How brokers shaped the system to fit their work

As Tango paid closer attention to how its brokers operated, a more interesting pattern emerged. Brokers were not using the system in identical ways. They were adapting it to fit the shape of their business. Some developed more advanced workflows, connecting CRMs or layering in automations. Others kept things simple. What mattered was that they could adjust the system without forcing their business to conform to someone else’s blueprint.

Support formed part of that picture. Brokers often mentioned how valuable it was to reach someone quickly who understood the nature of their work, especially when they needed help mid-file.

“The way we work at Finmo is that we see our users as partners instead of clients,” emphasizes VP of sales, Frank Bessette.  “We focus on tech so that they can focus on mortgages - and we win together. 

“Agents shouldn't have to spend their days worrying about technology.  They can focus on their files and clients knowing that we're always minutes away if needed, and we apply that same dedication all the way to the top of their organization to assure all their supporting needs are met.”

What broker behaviour makes hard to ignore

The most revealing part of Finmo’s role inside Tango is that nothing about its adoption was encouraged or directed.
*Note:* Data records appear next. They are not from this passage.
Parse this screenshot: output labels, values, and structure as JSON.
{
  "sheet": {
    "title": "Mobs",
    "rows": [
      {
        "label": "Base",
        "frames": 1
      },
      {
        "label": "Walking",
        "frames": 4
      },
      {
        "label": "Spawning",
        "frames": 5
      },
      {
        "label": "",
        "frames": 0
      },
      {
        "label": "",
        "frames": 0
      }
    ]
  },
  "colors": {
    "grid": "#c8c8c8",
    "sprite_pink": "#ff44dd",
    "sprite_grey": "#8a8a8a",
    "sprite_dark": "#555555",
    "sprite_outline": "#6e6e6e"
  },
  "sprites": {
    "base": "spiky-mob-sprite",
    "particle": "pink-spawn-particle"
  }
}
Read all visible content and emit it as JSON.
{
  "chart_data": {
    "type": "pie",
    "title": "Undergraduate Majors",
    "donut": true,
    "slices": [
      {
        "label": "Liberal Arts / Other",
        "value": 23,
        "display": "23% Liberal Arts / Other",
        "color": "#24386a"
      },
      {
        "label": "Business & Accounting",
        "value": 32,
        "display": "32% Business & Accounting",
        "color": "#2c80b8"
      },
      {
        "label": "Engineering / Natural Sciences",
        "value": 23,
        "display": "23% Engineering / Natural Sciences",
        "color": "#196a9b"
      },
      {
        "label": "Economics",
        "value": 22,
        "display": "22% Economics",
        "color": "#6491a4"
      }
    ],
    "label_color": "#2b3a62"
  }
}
Brokers had every option available to them and still concentrated around the same platform. “About 60 percent of our brokers choose Finmo. We don’t mandate it—it’s just what they choose because it works,” says Jason Henneberry, Co-Founder and COO. When a fully independent brokerage settles on the same system year after year, it is rarely coincidence. It usually reflects something practical: a tool that keeps work moving, limits distractions, and supports the client conversations that matter most.

That pattern aligns closely with how Tango has always thought about scale. “Choice is central to Tango’s culture, but so is making sure our brokers have the right tools. Seeing them consistently choose Finmo and Lender Spotlight speaks to the real value these platforms bring to their business every day,” notes CEO Dean Larson. Independence, in this context, does not mean operating in isolation. It means having the freedom to choose systems that reinforce good habits rather than complicate them.

In that balance between autonomy and structure, Finmo did not rise because it was promoted. It rose because brokers kept arriving at the same conclusion on their own. It fit the way they wanted to work, helped protect their time, and reduced the background friction that slows files and erodes focus. The pattern emerged quietly and stayed consistent.

For a brokerage built on autonomy, that kind of unprompted alignment says more than any policy ever could.